Many people opt in for a fixed rate mortgage for security reasons. No one wants to relive the mayhem of the 2010 housing bubble when mortgage rates spiraled upward forcing many homeowners to lost their homes to foreclosure. Today many consider fixed rate mortgages because of the fear that they may have to deal with high interest rates.
If you are a risk taker then by all means Variable Rates may suit you as there’s some risk involved. You will also benefit because, variable rate mortgages allow homeowners to keep more money in their pockets. This money can pay off bills or go towards the principal of the loan helping you to reduce the term of the loan.
Will Interest Rates Rise?
Some Economists predict that interest rates will stay moderately low. No one knows for how long; but the economy needs stimulating now and then therefore low interest rates are always welcome.
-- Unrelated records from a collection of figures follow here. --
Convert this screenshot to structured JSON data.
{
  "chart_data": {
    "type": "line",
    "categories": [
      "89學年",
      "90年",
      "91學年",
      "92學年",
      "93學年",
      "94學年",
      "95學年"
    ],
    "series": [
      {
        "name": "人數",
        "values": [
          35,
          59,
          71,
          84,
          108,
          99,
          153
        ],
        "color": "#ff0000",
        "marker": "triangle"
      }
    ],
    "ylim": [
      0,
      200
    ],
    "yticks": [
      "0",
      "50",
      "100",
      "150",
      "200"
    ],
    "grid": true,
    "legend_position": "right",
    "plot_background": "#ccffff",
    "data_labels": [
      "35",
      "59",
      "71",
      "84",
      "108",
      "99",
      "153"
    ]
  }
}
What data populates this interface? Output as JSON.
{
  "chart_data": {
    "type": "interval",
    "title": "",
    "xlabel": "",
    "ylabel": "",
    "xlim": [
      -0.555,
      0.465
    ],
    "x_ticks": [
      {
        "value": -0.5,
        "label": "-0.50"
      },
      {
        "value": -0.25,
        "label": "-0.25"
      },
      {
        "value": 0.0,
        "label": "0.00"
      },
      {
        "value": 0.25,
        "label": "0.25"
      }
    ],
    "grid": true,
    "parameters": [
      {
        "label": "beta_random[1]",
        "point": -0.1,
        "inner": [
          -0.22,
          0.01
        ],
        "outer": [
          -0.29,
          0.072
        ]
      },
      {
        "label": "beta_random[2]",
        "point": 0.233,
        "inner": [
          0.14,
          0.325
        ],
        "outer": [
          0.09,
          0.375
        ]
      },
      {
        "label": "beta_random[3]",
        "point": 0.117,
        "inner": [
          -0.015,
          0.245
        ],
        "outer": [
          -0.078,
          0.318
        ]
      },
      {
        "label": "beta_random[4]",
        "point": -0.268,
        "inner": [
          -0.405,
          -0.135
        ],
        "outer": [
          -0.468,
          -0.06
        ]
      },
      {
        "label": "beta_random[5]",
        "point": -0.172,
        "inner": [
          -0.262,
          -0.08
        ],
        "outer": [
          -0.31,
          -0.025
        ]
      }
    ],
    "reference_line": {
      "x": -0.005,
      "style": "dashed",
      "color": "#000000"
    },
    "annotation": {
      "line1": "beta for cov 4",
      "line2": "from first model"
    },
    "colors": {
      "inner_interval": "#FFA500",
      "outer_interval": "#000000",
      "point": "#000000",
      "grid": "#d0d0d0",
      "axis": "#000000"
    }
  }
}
Bear in mind that this refinancing knowledge is solely to inform and help raise awareness. Consult the Experts before making any commitments to sign up for a mortgage loan and your choice of fixed or variable rates. Choosing a variable rate means you will have monthly payments that differ. It will never be a set amount. Or,based on the terms of your loan, interest rates and the principal and interest will either increase or decrease monthly. Though these monthly amounts may not be a big deal you need to be aware of these monthly fluctuations so, you can mention them to your mortgage broker as you decide on whether refinancing is a good idea.